Re: Error when executing BSPPeer process

Posted by "Edward J. Yoon" <ed...@apache.org>.
Have you tried to increase the number of tasks?

On Sat, Jan 26, 2013 at 2:34 AM, Francisco Sanches
<sa...@gmail.com> wrote:
> Hi
>
> With graphs with up to 15,000 vertices can run. I believe it is a
> quick look at memory saw this being used enough memory swap.
>
> 2013/1/24 Edward J. Yoon <ed...@apache.org>:
>> Have you checked your algorithm with small input? I'm not sure that is
>> a memory issue.
>>
>> On Thu, Jan 24, 2013 at 7:53 PM, Francisco Sanches
>> <sa...@gmail.com> wrote:
>>> Hi thanks for the reply,
>>>
>>> My input is a graph of 35 000 vertices, but my application uses a
>>> vector of 65537 to store the distance.
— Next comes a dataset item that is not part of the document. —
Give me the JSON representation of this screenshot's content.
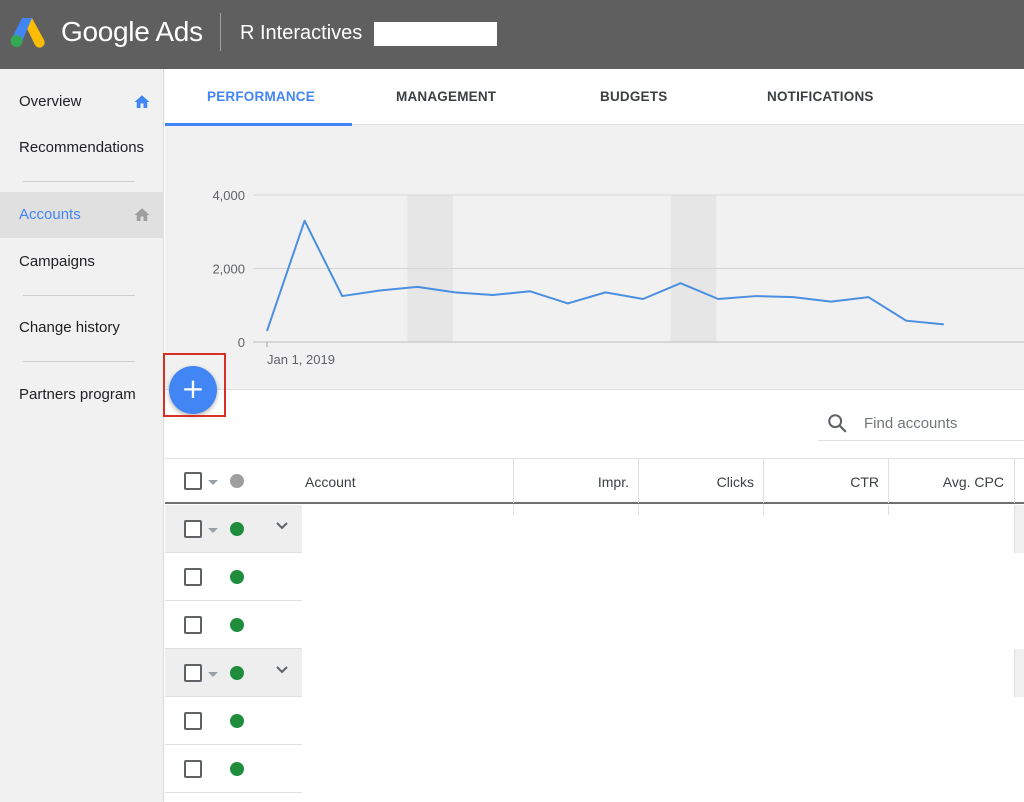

Each node has a vector with the
>>> number of positions (All-pair).
>>>
>>> 2013/1/24 Edward J. Yoon <ed...@apache.org>:
>>>> Hi,
>>>>
>>>> How large your input data is?
>>>>
>>>> On Tue, Jan 22, 2013 at 11:21 PM, Francisco Sanches
>>>> <sa...@gmail.com> wrote:
>>>>> Hi,
>>>>>
>>>>> When I try to run a larger graph in the application that I developed
>>>>> here first get this message:
>>>>>
>>>>> hduser@node28:/usr/local/hama-trunk$ time bin/hama jar aplic19jan.jar
>>>>> 65537 /hdfs/disco/dados/internet_a /hdfs/disco/outinternet_a 42 30
>>>>> 13/01/22 10:59:14 INFO bsp.FileInputFormat: Total input paths to process : 1
>>>>> 13/01/22 10:59:14 INFO bsp.FileInputFormat: Total input paths to process : 1
>>>>> 13/01/22 10:59:17 INFO bsp.BSPJobClient: Running job: job_201301221058_0002
>>>>> 13/01/22 10:59:20 INFO bsp.BSPJobClient: Current supersteps number: 0
>>>>> 13/01/22 10:59:32 INFO bsp.BSPJobClient: Current supersteps number: 1
>>>>> 13/01/22 10:59:32 INFO bsp.BSPJobClient: The total number of supersteps: 1
>>>>> 13/01/22 10:59:32 INFO bsp.BSPJobClient: Counters: 6
>>>>> 13/01/22 10:59:32 INFO bsp.BSPJobClient:
>>>>> org.apache.hama.bsp.JobInProgress$JobCounter
>>>>> 13/01/22 10:59:32 INFO bsp.BSPJobClient:     SUPERSTEPS=1
>>>>> 13/01/22 10:59:32 INFO bsp.BSPJobClient:     LAUNCHED_TASKS=1
>>>>> 13/01/22 10:59:32 INFO bsp.BSPJobClient:
>>>>> org.apache.hama.bsp.BSPPeerImpl$PeerCounter
>>>>> 13/01/22 10:59:32 INFO bsp.BSPJobClient:     SUPERSTEP_SUM=1
>>>>> 13/01/22 10:59:32 INFO bsp.BSPJobClient:     TIME_IN_SYNC_MS=70
>>>>> 13/01/22 10:59:32 INFO bsp.BSPJobClient:     IO_BYTES_READ=3467587
>>>>> 13/01/22 10:59:32 INFO bsp.BSPJobClient:     TASK_INPUT_RECORDS=42089
>>>>> 13/01/22 10:59:32 INFO bsp.FileInputFormat: Total input paths to process : 42
>>>>> 13/01/22 10:59:35 INFO bsp.BSPJobClient: Running job: job_201301221058_0001
>>>>> 13/01/22 10:59:38 INFO bsp.BSPJobClient: Current supersteps number: 0
>>>>> 13/01/22 11:00:38 INFO bsp.BSPJobClient: Current supersteps number: 1
>>>>> attempt_201301221058_0001_000001_0: SLF4J: Class path contains
>>>>> multiple SLF4J bindings.
>>>>> attempt_201301221058_0001_000001_0: SLF4J: Found binding in
>>>>> [jar:file:/usr/local/hama-trunk/lib/slf4j-log4j12-1.5.8.jar!/org/slf4j/impl/StaticLoggerBinder.class]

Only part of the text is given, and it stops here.